When I introduced them, instead of just saying, "Doug, I'd like you to meet my friend Mary. I said, Mary, I would like to introduce you to Doug, who is a genius with a camera and my photographer for all my website photos. Doug, this is Mary, who is currently working on my new website and doing a marvelous job."

See how easy and natural that is to do? You can instantly add third-party credibility and value to the mix when using a "who is" phrase right after you say their name. And, like so many times when we give to others in a positive way, this type of introduction reflects back on you in a positive way. I have found that when I start to connect people to each other, they in return, like to introduce me to their friends also. It's a domino effect.

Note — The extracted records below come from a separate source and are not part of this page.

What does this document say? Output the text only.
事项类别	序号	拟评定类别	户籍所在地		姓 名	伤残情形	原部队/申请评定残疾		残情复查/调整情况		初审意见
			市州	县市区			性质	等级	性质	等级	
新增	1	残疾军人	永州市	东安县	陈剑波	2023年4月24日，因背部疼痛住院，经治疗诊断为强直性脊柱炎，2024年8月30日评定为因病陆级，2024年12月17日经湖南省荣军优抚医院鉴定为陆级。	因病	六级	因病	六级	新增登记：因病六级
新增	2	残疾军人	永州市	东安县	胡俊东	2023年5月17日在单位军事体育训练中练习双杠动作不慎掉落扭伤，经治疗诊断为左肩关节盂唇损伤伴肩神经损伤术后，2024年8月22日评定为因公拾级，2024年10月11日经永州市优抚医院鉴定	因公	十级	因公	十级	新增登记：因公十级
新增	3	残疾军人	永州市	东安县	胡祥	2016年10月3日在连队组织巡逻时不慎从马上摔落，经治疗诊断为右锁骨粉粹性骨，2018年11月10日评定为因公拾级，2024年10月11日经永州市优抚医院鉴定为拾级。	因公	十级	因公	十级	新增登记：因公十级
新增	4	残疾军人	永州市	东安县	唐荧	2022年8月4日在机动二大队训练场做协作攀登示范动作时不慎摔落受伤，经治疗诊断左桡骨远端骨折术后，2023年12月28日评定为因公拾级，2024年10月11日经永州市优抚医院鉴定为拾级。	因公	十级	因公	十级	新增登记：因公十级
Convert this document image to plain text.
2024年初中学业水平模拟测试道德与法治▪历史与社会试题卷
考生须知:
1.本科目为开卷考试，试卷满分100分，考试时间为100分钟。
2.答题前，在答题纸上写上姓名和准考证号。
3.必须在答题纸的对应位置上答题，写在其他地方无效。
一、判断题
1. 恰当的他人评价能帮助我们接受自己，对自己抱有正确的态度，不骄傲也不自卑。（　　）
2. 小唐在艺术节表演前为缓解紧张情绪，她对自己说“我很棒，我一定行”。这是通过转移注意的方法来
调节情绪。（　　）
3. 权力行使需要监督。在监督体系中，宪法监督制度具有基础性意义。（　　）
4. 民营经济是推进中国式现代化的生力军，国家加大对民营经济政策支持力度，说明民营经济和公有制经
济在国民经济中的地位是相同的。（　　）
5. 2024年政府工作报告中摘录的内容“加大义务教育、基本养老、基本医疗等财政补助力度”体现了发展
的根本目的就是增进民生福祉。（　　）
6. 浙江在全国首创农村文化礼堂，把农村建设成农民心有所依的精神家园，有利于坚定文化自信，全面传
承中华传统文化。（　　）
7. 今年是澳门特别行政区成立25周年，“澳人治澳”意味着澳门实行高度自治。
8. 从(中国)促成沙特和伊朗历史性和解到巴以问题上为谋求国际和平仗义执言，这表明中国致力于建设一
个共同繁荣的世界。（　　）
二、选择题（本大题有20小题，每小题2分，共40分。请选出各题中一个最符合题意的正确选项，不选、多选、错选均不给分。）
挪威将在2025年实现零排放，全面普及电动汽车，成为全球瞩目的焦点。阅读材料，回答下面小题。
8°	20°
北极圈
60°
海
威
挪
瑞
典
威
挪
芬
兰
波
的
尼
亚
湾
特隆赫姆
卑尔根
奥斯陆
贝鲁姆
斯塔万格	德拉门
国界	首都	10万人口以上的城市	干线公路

 So, think about how you can add value to the relationships in your life by adding simple "who is" phrases. Just start your sentence and as soon as you say their name, add a "who is" statement.

Here are some examples: 
  • Brent, who is the best insurance agent I've ever met, will be on the call also.
  • My office manager, who is a genius with numbers, will be able to get that to you faster than I can.
  • My colleagues, who are hilariously fun to be with, would like to meet you.
  • I found that Corey, who is a talented key note speaker, likes to use Facebook on a daily basis.
  • I would like to welcome Mary, who is an outstanding leader in our California organization, to the call.
With a little practice, you can absolutely become a "who is" master and you can easily add value to your relationships with a few simple words. Try it!